Now it is part of a new display that Sharon Small, curator at Little Bighorn Battlefield National Monument, is putting together at the visitor center museum near Crow Agency. Other items taken from the battlefield by the victors and later given to Marquis are also featured in a new display case.

“This is my favorite collection,” Small said of the Marquis photographs and artifacts.

Marquis, who was meticulous in his documentation of Cheyenne history, photographed the objects in his collection with the people who gave them to him.

“Some of the text used in this exhibit is copies of original text used in Marquis’ Custer Museum in 1931 in Hardin,” Small said.

She’s not quite finished with the exhibit. It’s not as easy to view as she would like. But it is a unique piece of history.

In addition to Limpy and the cartridge belt, the exhibit includes a pair of Civil War-era saddle bags that Bobtailed Horse captured at the battle. The saddle bags were apparently given to Bobtailed Horse’s brother, Hollow Wood. Hollow Wood’s wife, Minnie, either gave or sold them to Marquis.

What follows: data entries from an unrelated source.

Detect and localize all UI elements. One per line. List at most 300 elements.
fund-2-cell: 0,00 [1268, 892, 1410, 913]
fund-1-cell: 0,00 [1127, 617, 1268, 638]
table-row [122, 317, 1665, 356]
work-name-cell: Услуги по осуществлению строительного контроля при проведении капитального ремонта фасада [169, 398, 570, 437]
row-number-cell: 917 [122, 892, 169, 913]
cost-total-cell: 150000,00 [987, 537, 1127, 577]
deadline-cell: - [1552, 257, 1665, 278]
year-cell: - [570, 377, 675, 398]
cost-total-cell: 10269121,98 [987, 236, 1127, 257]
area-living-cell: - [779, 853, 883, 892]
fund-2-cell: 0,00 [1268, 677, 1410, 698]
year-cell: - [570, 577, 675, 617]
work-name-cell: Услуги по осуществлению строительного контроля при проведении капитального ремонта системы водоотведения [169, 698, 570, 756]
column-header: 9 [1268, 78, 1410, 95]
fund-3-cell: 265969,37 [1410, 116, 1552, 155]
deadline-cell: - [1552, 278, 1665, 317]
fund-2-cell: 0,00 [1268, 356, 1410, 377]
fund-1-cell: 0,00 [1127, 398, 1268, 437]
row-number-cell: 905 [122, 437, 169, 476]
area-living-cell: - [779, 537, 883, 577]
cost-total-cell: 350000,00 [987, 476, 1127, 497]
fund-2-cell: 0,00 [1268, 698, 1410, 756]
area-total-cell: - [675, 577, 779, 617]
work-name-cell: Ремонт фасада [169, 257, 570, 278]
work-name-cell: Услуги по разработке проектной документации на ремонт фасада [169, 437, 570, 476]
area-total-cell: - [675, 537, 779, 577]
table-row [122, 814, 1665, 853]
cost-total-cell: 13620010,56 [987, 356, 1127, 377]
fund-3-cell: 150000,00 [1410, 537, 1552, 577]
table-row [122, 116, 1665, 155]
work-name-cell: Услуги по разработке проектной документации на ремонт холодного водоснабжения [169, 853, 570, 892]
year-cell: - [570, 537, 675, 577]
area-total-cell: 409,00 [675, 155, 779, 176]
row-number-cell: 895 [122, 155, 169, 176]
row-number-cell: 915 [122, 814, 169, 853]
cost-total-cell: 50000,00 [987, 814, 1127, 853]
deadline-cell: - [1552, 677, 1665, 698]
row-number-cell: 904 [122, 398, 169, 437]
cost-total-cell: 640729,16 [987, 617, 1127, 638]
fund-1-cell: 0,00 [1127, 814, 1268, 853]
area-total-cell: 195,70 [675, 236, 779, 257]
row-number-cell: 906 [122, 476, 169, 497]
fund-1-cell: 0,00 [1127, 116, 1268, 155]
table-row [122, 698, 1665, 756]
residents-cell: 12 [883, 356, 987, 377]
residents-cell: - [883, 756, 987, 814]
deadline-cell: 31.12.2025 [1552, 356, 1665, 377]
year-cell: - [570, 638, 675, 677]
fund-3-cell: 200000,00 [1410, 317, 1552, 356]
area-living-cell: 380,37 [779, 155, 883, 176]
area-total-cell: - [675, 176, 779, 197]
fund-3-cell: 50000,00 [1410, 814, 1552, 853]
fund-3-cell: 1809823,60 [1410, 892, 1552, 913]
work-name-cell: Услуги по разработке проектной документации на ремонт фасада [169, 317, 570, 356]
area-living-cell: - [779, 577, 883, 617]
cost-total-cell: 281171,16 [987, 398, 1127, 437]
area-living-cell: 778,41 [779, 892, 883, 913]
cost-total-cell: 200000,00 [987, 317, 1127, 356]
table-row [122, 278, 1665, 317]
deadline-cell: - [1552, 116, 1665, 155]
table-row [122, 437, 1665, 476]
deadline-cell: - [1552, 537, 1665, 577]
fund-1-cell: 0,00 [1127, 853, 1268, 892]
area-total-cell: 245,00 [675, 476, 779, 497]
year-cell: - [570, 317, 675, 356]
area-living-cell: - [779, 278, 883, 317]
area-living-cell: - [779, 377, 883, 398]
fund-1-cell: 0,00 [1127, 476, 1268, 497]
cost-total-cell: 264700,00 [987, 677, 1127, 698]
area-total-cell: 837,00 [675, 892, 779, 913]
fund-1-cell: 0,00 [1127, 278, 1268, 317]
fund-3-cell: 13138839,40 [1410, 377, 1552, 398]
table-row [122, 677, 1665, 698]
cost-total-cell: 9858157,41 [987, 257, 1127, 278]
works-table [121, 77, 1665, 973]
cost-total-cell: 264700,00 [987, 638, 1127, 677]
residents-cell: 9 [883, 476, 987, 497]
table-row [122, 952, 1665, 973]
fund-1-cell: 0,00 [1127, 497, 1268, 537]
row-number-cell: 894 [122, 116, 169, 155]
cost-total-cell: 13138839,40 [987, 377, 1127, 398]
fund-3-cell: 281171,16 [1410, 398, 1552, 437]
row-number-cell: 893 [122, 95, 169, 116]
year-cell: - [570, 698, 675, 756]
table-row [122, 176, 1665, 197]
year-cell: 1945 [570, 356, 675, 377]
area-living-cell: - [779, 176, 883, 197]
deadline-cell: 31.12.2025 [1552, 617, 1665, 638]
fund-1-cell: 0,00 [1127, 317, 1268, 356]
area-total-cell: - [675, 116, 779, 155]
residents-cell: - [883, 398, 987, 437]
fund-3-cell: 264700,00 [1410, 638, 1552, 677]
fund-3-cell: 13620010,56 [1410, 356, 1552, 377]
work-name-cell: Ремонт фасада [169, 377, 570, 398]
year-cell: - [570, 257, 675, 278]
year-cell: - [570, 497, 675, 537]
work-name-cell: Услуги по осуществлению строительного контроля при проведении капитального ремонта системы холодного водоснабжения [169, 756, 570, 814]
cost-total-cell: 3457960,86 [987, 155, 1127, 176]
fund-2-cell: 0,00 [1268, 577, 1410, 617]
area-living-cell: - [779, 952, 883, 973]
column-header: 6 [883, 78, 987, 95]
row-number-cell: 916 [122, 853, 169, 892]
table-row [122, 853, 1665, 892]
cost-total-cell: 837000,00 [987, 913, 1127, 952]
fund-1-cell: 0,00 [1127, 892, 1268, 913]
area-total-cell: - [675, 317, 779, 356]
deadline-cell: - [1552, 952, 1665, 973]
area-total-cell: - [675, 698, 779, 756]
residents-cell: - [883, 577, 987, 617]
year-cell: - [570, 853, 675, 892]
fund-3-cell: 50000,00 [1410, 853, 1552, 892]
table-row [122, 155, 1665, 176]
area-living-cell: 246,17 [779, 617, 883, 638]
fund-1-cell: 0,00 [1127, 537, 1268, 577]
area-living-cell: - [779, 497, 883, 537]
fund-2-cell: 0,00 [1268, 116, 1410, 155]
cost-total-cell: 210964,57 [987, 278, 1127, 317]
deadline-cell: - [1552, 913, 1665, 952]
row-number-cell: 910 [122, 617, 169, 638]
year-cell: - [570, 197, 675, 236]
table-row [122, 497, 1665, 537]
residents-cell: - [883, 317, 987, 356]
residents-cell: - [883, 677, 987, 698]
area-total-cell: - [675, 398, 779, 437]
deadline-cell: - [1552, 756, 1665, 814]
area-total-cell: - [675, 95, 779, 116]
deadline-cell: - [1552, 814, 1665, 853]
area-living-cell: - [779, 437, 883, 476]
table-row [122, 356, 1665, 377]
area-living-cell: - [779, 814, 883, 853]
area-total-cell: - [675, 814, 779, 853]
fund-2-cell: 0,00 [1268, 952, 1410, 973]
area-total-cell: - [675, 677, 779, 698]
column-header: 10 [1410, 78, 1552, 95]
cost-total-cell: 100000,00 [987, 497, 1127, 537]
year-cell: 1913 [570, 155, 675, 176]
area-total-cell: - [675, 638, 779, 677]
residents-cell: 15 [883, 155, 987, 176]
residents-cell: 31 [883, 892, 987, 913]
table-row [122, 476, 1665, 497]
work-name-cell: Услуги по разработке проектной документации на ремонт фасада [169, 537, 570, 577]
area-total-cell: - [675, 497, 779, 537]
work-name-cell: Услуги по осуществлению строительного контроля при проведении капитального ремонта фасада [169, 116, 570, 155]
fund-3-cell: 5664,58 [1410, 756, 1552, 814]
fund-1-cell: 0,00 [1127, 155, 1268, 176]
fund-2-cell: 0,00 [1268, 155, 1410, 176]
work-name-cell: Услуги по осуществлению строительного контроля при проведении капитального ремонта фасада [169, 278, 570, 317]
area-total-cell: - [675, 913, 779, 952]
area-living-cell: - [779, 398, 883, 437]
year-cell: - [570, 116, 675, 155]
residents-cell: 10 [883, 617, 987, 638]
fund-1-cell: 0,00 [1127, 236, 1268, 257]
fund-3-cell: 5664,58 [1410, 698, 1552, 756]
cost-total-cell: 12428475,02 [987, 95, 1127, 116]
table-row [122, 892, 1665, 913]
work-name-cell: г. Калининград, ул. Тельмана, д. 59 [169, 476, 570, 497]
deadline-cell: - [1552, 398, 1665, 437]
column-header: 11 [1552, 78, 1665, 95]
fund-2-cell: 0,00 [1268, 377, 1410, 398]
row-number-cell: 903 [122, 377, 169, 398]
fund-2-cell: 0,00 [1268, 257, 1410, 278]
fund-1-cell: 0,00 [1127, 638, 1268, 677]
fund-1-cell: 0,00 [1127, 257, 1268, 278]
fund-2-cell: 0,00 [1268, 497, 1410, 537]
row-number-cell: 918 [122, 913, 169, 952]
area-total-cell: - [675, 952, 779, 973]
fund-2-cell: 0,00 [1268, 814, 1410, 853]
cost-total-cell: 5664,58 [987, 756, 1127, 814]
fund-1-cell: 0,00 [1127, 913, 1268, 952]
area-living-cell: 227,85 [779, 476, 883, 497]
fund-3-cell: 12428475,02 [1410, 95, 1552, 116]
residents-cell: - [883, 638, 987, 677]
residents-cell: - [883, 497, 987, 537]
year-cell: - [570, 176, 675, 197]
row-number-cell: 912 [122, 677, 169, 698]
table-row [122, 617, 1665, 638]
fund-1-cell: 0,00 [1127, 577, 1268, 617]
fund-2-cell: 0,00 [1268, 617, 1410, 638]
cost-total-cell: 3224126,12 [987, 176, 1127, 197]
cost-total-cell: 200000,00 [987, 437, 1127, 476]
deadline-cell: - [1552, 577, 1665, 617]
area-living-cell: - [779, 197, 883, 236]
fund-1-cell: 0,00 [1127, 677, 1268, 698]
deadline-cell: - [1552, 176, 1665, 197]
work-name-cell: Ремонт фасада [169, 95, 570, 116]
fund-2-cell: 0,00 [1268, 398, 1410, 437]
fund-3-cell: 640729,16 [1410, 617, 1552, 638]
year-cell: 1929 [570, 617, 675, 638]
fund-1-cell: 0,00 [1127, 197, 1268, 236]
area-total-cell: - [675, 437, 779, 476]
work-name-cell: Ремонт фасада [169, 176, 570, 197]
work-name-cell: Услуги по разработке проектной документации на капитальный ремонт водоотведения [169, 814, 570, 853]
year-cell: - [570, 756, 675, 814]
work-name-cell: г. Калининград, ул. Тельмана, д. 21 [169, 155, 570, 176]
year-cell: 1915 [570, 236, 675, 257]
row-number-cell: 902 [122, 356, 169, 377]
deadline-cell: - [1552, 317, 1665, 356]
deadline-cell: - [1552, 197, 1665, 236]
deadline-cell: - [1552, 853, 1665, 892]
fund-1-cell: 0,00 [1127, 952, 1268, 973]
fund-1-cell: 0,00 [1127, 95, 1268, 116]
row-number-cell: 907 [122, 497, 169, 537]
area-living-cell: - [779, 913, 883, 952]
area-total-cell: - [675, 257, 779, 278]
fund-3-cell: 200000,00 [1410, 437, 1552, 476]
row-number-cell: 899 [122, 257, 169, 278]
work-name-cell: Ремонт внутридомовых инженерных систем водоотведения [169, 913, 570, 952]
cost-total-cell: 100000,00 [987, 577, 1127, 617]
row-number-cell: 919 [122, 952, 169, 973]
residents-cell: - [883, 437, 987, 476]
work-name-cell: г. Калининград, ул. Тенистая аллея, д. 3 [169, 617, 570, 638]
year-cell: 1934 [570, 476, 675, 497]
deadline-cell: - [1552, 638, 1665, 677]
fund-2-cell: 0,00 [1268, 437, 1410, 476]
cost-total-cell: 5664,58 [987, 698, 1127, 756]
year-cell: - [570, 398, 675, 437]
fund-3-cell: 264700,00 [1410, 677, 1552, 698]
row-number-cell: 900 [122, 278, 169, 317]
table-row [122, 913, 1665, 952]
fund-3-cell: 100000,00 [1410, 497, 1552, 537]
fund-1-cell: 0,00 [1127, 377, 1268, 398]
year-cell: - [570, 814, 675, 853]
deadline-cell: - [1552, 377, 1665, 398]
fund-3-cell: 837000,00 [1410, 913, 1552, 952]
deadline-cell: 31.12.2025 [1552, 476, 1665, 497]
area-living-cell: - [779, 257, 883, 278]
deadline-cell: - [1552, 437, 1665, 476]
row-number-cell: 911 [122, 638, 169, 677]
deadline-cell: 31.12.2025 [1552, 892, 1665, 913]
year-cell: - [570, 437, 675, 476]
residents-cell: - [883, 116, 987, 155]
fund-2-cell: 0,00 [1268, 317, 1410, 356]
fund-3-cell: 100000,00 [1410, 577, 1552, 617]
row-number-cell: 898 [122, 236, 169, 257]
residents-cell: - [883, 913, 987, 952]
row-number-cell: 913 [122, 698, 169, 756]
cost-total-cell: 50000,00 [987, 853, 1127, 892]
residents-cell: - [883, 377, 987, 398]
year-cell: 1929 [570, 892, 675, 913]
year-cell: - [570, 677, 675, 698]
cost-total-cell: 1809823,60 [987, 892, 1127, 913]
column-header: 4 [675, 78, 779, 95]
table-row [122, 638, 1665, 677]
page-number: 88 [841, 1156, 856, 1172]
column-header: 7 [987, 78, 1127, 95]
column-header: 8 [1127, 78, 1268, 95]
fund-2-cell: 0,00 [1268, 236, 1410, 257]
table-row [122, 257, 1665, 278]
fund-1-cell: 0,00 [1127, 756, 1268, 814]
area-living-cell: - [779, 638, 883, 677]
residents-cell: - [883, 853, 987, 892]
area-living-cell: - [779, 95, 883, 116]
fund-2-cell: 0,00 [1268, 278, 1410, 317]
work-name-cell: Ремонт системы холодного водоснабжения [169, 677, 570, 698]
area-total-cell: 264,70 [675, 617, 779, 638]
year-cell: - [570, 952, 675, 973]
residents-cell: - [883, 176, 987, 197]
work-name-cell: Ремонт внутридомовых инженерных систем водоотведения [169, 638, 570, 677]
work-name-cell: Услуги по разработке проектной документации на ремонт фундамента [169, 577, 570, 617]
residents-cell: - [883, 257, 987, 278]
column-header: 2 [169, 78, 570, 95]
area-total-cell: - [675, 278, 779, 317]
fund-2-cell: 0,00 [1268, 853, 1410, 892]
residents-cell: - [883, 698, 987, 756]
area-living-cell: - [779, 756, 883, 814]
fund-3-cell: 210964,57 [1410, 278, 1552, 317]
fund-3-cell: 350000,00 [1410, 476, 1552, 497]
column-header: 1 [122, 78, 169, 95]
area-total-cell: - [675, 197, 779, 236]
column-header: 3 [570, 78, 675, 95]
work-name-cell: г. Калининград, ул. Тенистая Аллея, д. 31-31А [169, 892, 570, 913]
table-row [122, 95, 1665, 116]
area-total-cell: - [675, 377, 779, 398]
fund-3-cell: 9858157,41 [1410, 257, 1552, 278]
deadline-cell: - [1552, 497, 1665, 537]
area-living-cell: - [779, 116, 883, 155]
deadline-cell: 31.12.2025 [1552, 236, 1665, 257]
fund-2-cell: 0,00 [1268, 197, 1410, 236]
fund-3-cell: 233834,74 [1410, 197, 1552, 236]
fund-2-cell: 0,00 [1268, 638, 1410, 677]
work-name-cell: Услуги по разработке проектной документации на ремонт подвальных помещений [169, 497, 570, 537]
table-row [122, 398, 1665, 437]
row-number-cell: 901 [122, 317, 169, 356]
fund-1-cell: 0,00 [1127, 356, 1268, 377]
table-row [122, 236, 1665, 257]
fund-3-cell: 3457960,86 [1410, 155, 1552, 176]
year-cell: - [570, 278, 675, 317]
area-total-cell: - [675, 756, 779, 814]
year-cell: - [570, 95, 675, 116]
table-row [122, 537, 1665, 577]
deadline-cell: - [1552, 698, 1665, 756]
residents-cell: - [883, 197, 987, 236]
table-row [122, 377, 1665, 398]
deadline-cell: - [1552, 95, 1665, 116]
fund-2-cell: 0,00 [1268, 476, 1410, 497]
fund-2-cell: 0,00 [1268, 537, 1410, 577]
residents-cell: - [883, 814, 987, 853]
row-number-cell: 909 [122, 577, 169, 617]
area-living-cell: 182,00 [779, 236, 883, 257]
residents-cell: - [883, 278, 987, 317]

The exhibit includes a picture of Minnie holding the saddle bags in 1927.

The caption that Marquis included with the picture said: “Bobtailed Horse was one of the four Cheyenne warriors who rode out into the river to stop the entry of Custer’s battalion (gray horse troop) into their camp at the lower end of the big village on the Little Bighorn River on June 25, 1876. The others were Roan Bear, Mad Wolf, Calf and White Shield. This delayed Custer’s charge until sufficient numbers of additional warriors could ride into the fight and force the soldiers to retreat to the hilltop.”

Also included behind the display glass is a bag fashioned from the leather of a 7th Cavalry boot.

“All of the soldier boots were taken from them,” Wooden Legs told Marquis. “But they were not worn by the Indians. The bottoms were cut off and discarded. Only the tops were used. These made good leather pouches, or the leather was cut up to make something else.”

Battlefield Chief Historian John Doerner said that judging from the fine stitching still visible on the leather, the boot probably belonged to an officer.

After the Little Bighorn, fighting continued across Montana and Wyoming. On Nov. 25, 1876, Limpy and his wife were in Dull Knife’s village on the north fork of the Powder River near Kaycee, Wyo., when a force of 750 cavalry staged a dawn attack.

Limpy’s wife was shot through the chest, Marquis recorded, but she survived and was still living in 1932.

The battle was disastrous for the Cheyenne. The cavalry destroyed all of the approximately 175 lodges in the village and captured 500 ponies. The Cheyenne faced the coming winter with no shelter, food or clothing. They soon realized they had no choice but to surrender.

Hollow Wood and Limpy later served as scouts for Gen. Nelson A. Miles, who had established Fort Keogh near present-day Miles City.

Bobtailed Horse, Hollow Wood and Limpy were among the contingent of Cheyenne who attended the 50th anniversary commemoration at the battlefield in 1926.

Marquis died of a heart ailment in 1935 and is buried at Custer Battlefield National Cemetery at Little Bighorn Battlefield.